Die Szenen gleichen sich, die Zeiten haben sich geändert. 1964 in Köln hielt der Chef des Arbeitgeberverbandes die Willkommensrede, und Armando San Rodrigues aus Portugal bekam als Dank für Anreise und Arbeitsbereitschaft ein nagelneues Moped geschenkt. Die „Gastarbeiter“ von heute werden von keinem Offiziellen begrüßt. Sie können nur heimlich nach Deutschland kommen. Als „Illegale“ werden sie in die Ecke von Kriminellen gerückt. Stellvertretend für deren Arbeitgeber, die am liebsten inkognito bleiben, standen deshalb gestern der Polnische Sozialrat und die Aktion Sühnezeichen auf dem Bahnhof. Mit der satirischen Ehrung des polnischen Bauarbeiters und der promovierten Putzfrau wollten sie die kriminalisierten Arbeiter der Schattenwirtschaft ins Licht der Öffentlichkeit rücken. Für seine Verdienste am Aufbau der neuen alten Hauptstadt Berlin bekam deshalb „Bauarbeiter Czartoryski“ einen kanariengelben Tretroller verliehen – für ein Moped hatte die Finanzkraft der Initiatoren denn doch nicht gereicht. „Putzfrau Maria“ nahm als Willkommensgruß einen Aldi-Präsentkorb entgegen, mit Kamillencreme gegen spröde Hände.

Die oscarreife Begrüßungszeremonie war nicht zuletzt ein Kontrastprogramm zu einem Schauspiel, das die Beschäftigten der Bauwirtschaft eine Woche zuvor in Berlin geboten hatten.
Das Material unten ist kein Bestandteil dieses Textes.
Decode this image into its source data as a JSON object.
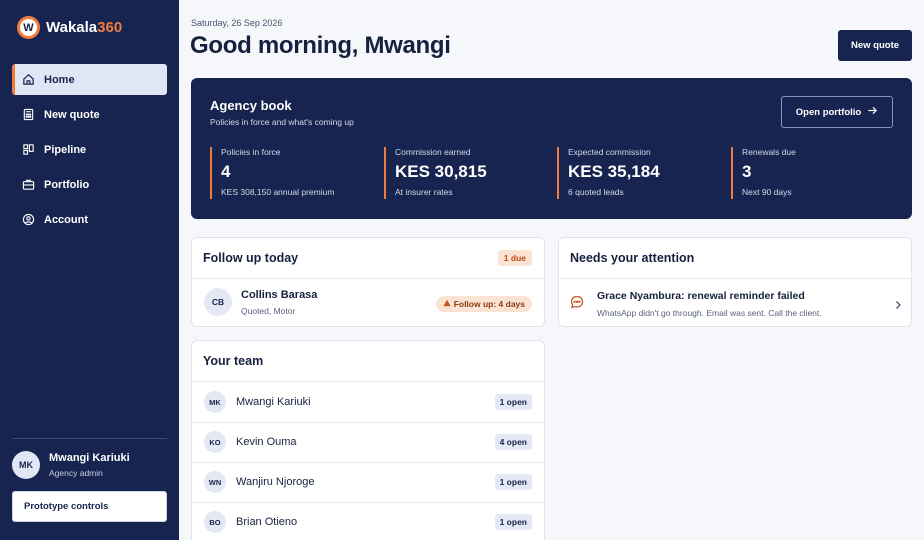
{
  "brand": {
    "logo_letter": "W",
    "name_main": "Wakala",
    "name_accent": "360"
  },
  "nav": [
    {
      "label": "Home",
      "icon": "home-icon",
      "active": true
    },
    {
      "label": "New quote",
      "icon": "calculator-icon"
    },
    {
      "label": "Pipeline",
      "icon": "kanban-icon"
    },
    {
      "label": "Portfolio",
      "icon": "briefcase-icon"
    },
    {
      "label": "Account",
      "icon": "user-circle-icon"
    }
  ],
  "user": {
    "initials": "MK",
    "name": "Mwangi Kariuki",
    "role": "Agency admin"
  },
  "prototype_controls": "Prototype controls",
  "header": {
    "date": "Saturday, 26 Sep 2026",
    "greeting": "Good morning, Mwangi",
    "new_quote": "New quote"
  },
  "agency": {
    "title": "Agency book",
    "subtitle": "Policies in force and what's coming up",
    "open_portfolio": "Open portfolio",
    "stats": [
      {
        "label": "Policies in force",
        "value": "4",
        "note": "KES 308,150 annual premium"
      },
      {
        "label": "Commission earned",
        "value": "KES 30,815",
        "note": "At insurer rates"
      },
      {
        "label": "Expected commission",
        "value": "KES 35,184",
        "note": "6 quoted leads"
      },
      {
        "label": "Renewals due",
        "value": "3",
        "note": "Next 90 days"
      }
    ]
  },
  "follow_up": {
    "title": "Follow up today",
    "badge": "1 due",
    "items": [
      {
        "initials": "CB",
        "name": "Collins Barasa",
        "meta": "Quoted, Motor",
        "pill": "Follow up: 4 days"
      }
    ]
  },
  "attention": {
    "title": "Needs your attention",
    "items": [
      {
        "title": "Grace Nyambura: renewal reminder failed",
        "desc": "WhatsApp didn't go through. Email was sent. Call the client."
      }
    ]
  },
  "team": {
    "title": "Your team",
    "members": [
      {
        "initials": "MK",
        "name": "Mwangi Kariuki",
        "open": "1 open"
      },
      {
        "initials": "KO",
        "name": "Kevin Ouma",
        "open": "4 open"
      },
      {
        "initials": "WN",
        "name": "Wanjiru Njoroge",
        "open": "1 open"
      },
      {
        "initials": "BO",
        "name": "Brian Otieno",
        "open": "1 open"
      }
    ]
  },
  "colors": {
    "navy": "#16244f",
    "accent": "#f07b3f",
    "background": "#f6f7fa"
  }
}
Mit 600 Baufahrzeugen waren sie gegen Billigarbeiter aus dem Ausland und für den Vorrang einheimischer Arbeitskräfte auf die Straße gezogen. Gestern hingegen wurden die polnischen „Helden der Arbeit“, deren Zahl allein in Berlin auf einige zehntausend geschätzt wird, in den höchsten Tönen gepriesen: Ohne sich zu beschweren oder gar überhöhte Forderungen zu stellen, lobte das Empfangskomitee, trügen sie sogar dazu bei, „den Umzug der deutschen Hauptstadt preiswert zu gestalten und den Bundeshaushalt zu entlasten“. Schließlich wurden Männer wie der Maurer Czartoryski auf den Baustellen des Deutschen Reichstags und des Justizministeriums gesichtet. „Auch die Trennung von Haus und Familie ertragen sie klaglos, nahezu jede Entfernung legen sie zu ihrem Arbeitsplatz zurück“ – wie Putzfrau Maria –, „um unsere emanzipierten Frauen und unsere hart arbeitenden Familienväter zu entlasten.“ Und sie sorgen dafür, „die Kosten für Büro-, Schul- und Rathausreinigungen zu senken“.